Yes, so what's the fuss then?
- people who work in the countryside also live in the countryside. It's not just annoying townies who need to get around - unless you want to drive absolutely everyone into a car for every journey, and extinguish ancient rights. (And some people living in the countryside will also have dogs - leashed, or course, if they aren't working dogs)
I don't care. Anyone who uses a facility has the responsibility to know what they are doing before they get there. Countryside Code films are needed again, it seems. Good old Howard and Petunia!
- sometimes the leisure opportunities are part of what makes the countryside a working landscape. Tourism is an essential part of many rural areas. There will be people hiking and using rights of way, whether you like it or not. Some of them will have (leashed) dogs, too.
Again, if you can know your 'rights' you can also learn your responsibilities. Which is what many horse, sheep, other livestock owners ask for year in year out!
These all-or-nothing declarations help nobody. It remains silly to suggest that keeping large dangerous animals away from the general public is to kill all of the large dangerous animals.
As silly as it is to suggest that animals should be kept off grazing fields, or asking for fenced corridors?
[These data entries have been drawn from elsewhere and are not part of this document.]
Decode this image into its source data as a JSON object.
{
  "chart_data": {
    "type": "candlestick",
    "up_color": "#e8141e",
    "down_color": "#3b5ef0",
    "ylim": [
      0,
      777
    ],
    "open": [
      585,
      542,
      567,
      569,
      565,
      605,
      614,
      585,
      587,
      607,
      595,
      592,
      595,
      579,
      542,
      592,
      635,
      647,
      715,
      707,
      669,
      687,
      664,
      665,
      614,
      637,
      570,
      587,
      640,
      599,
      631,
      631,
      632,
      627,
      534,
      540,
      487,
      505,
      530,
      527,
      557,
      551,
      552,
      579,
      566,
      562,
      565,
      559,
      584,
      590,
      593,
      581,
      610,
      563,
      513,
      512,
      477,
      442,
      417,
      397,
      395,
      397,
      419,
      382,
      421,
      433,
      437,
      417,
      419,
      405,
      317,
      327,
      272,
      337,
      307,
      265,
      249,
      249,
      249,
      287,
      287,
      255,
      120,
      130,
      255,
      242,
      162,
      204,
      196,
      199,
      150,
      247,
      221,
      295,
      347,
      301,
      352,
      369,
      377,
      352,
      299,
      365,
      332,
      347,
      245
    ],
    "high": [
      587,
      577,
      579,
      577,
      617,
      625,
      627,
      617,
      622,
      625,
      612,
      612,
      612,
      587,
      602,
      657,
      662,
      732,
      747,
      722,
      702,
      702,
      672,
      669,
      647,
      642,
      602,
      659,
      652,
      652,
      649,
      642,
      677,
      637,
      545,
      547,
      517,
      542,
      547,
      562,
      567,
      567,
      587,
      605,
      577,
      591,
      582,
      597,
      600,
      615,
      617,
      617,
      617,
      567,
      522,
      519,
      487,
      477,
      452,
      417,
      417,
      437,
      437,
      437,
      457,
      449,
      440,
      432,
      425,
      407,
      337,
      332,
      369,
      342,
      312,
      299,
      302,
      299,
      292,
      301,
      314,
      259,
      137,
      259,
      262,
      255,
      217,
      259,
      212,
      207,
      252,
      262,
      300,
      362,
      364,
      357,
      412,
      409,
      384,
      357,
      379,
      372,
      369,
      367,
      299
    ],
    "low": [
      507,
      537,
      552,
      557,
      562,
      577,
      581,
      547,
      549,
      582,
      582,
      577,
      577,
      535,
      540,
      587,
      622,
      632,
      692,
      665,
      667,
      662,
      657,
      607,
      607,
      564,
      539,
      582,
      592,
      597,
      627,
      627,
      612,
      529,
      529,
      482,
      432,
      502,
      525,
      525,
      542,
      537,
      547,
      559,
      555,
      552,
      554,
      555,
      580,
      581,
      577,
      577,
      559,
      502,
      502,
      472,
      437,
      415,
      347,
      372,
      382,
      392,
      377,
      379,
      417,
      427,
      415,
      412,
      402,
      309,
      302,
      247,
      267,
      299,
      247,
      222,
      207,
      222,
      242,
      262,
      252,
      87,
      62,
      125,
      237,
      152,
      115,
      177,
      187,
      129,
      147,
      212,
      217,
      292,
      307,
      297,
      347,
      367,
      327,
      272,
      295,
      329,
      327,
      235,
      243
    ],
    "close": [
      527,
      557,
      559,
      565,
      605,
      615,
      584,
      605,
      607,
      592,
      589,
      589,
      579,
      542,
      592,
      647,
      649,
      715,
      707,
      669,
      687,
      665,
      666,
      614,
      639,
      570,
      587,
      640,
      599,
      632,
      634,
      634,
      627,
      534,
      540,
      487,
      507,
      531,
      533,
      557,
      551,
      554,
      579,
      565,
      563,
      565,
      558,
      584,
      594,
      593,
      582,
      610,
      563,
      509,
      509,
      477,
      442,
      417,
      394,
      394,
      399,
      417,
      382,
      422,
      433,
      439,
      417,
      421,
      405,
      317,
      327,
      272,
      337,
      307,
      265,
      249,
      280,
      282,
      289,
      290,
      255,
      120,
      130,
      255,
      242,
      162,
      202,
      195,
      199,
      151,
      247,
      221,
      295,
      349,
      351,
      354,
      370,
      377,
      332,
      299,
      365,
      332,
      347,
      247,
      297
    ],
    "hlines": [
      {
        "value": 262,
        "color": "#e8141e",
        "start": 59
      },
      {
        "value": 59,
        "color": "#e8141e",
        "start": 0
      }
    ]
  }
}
So much of these 25 pages of comments have emphasised how dangerous horses can be if interacted with. I believe you all! That's why I was asking questions on what the solutions are. My solution - as many of you also seem keen on - is not to have horses and the general public share a field, without a fence or two between them.
And the law is otherwise for simple reasons. The practical solution for you is not to walk over a right of way of it contains an animal you don't like the look of. Same for anyone else using a right of way. If it is an onconvenience then that is sad. But better that than harm to you or the livestock.
It really does boil down to the fact that the countryside is a workplace. One where leisure pursuits come into close contact with farming. And whilst farmers make as many concessions as they deem fit, practical. necessary, cost effective, there will always be times when a hiker, walker, stroller through the fields doesn't undertsand what is actually happening. That's when the problems start. It's an empty field of grass - have a picnic in the middle, walk your dogs, play with your kids? I've seen that happen too often. That's one farmer's winter feed fucked. Thousands of pounds worth of grass destroyed, flattened, contaminated.
The balance between leisure tourism and farming economics is not for the leisure industry/individual users to decide., It is for the farmer to make their cost benefit analysis and accommodate what they can. Including statutory rights of way!
So when someone using agricultural land for agircultral purposes says "Stop doing that" just stop!